Cesaria Evora is a legend. The personality (she isn’t called a diva for nothing!), her life…it all seemed like something from a novel, and yet, her music was all about authenticity. Cesaria – known as ‘Cize’ by her friends and as the ‘barefoot diva’ by the press – was born on the 27 April 1941 in Mindelo, Cape Verde.
From a young age, her voice and her beauty attracted attention. But it was not until she reached her 50s that she became well known. In 1988, José Da Silva - a young French woman of Cape Verdean origin – invited Cesaria to Paris to record an album. The critics loved her – ‘she belongs to that global aristocracy of female nightclub singers’ said Le Monde, comparing her to Billie Holiday and highlighting her immoderate love of cognac and tobacco and her challenging life. As well as the Cape Verdean blues which is morna, Cesaria also sings the uplifting coladeira style.
In 1993, her album Miss Perfumado is released and in Lisbon the police are called in to control the crowds of fans at the theatre where she is performing. In 1995, she receives the first of three Grammy nominations and embarks on her first US tour. In New York her public includes Madonna and David Byrne. Her talent taking its sweet revenge on destiny. The government, proud of its Cape Verdean ambassador, secures her a diplomatic passport. Her music generates an interest in Cape Verdean traditions among music fans worldwide, and sparks positive shifts for the artistic community there. Around the diva, a whole generation of musicians get their names on the map: Bana - the other figurehead of Cape Verde, Bau – the cavaquinho player, who takes on the role of musical director in Cesaria’s band, Tito Paris – a young singer-songwriter who composes for her, and Teofilo Chantre, who collaborates with Goran Bregovic and Cesaria on the soundtrack to Patrice Chéreau’s film Reine Margot. All these artists made their name in Cesaria’s glorious slipstream.

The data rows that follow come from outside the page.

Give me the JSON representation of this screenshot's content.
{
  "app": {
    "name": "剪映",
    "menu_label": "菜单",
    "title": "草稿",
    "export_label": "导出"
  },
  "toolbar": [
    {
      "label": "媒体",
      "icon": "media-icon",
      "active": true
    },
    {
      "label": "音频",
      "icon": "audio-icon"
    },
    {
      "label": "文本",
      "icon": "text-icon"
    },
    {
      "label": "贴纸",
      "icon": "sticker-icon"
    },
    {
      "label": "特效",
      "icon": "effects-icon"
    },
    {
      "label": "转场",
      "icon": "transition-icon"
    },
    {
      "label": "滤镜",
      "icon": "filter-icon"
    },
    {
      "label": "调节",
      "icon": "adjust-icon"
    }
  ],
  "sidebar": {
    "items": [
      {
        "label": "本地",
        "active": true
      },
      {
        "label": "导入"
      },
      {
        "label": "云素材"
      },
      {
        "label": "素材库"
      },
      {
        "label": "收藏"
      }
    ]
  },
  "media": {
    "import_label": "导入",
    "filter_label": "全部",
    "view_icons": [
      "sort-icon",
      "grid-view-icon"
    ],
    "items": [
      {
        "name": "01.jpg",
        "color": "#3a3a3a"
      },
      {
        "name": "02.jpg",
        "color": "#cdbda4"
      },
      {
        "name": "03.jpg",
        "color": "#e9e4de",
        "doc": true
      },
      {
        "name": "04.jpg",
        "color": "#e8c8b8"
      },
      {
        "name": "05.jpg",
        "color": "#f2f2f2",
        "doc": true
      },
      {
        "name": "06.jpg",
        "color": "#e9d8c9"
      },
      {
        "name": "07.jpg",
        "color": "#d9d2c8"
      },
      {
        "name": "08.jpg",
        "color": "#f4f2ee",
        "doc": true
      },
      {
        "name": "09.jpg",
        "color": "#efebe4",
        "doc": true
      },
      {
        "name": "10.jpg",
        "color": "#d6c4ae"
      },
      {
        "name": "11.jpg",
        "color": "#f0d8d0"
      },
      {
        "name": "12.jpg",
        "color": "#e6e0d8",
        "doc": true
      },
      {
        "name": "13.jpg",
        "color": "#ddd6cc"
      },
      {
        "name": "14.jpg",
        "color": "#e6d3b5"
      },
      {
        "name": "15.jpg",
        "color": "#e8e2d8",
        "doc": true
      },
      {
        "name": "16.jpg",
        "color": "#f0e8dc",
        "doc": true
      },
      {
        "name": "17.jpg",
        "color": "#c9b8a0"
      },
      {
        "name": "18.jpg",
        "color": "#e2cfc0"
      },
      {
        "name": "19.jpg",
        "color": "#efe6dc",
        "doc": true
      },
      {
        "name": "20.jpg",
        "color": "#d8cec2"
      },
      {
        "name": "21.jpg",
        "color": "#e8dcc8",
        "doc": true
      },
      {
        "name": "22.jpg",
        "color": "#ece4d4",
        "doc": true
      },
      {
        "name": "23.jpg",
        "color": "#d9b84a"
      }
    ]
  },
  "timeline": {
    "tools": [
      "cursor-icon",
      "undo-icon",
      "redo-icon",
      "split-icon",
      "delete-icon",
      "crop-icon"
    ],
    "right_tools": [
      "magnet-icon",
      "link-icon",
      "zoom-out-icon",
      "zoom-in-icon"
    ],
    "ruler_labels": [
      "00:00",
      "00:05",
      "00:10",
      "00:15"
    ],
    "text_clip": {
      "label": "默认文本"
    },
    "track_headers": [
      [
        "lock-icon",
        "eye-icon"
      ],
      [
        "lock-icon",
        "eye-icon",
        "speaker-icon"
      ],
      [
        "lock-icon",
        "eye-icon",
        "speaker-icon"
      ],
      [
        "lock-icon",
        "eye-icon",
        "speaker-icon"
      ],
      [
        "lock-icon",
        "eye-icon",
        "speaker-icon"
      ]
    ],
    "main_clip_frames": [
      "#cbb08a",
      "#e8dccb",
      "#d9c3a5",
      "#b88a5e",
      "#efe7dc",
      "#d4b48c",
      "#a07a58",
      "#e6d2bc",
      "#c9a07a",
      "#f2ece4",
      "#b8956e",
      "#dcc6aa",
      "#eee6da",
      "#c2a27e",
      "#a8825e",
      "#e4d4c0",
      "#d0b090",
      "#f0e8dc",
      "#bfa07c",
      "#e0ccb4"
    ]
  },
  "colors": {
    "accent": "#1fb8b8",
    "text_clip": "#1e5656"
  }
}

In 1999, for Café Atlantico, she travels to Cuba where she records with the legendary Orquestra Aragon, and calls in Jacques Morelenbaum, Caetano Veloso’s favourite arranger. On this album, she pays tribute to her hometown Mindelo, the port on the island of Sao Vicente. She offers a version of Maria Elena, made popular by Nat King Cole, marries Cape Verdean instruments with the Malian kora, and there’s even an electro dance remix of one of the tracks. By now her popularity is assured and she assumes the role. She has given up drinking spirits and rarely gives one-to-one press interviews, preferring press conferences. In 2001, she rejoins the Orquestra Aragon and Jacques Morelenbaum and sings a duet with Caetano Veloso called Sao Vicente di longe. She celebrates the launch of the new album with a concert at the Zenith club in Paris, following a night in Cape Verde where she is declared queen of the morna.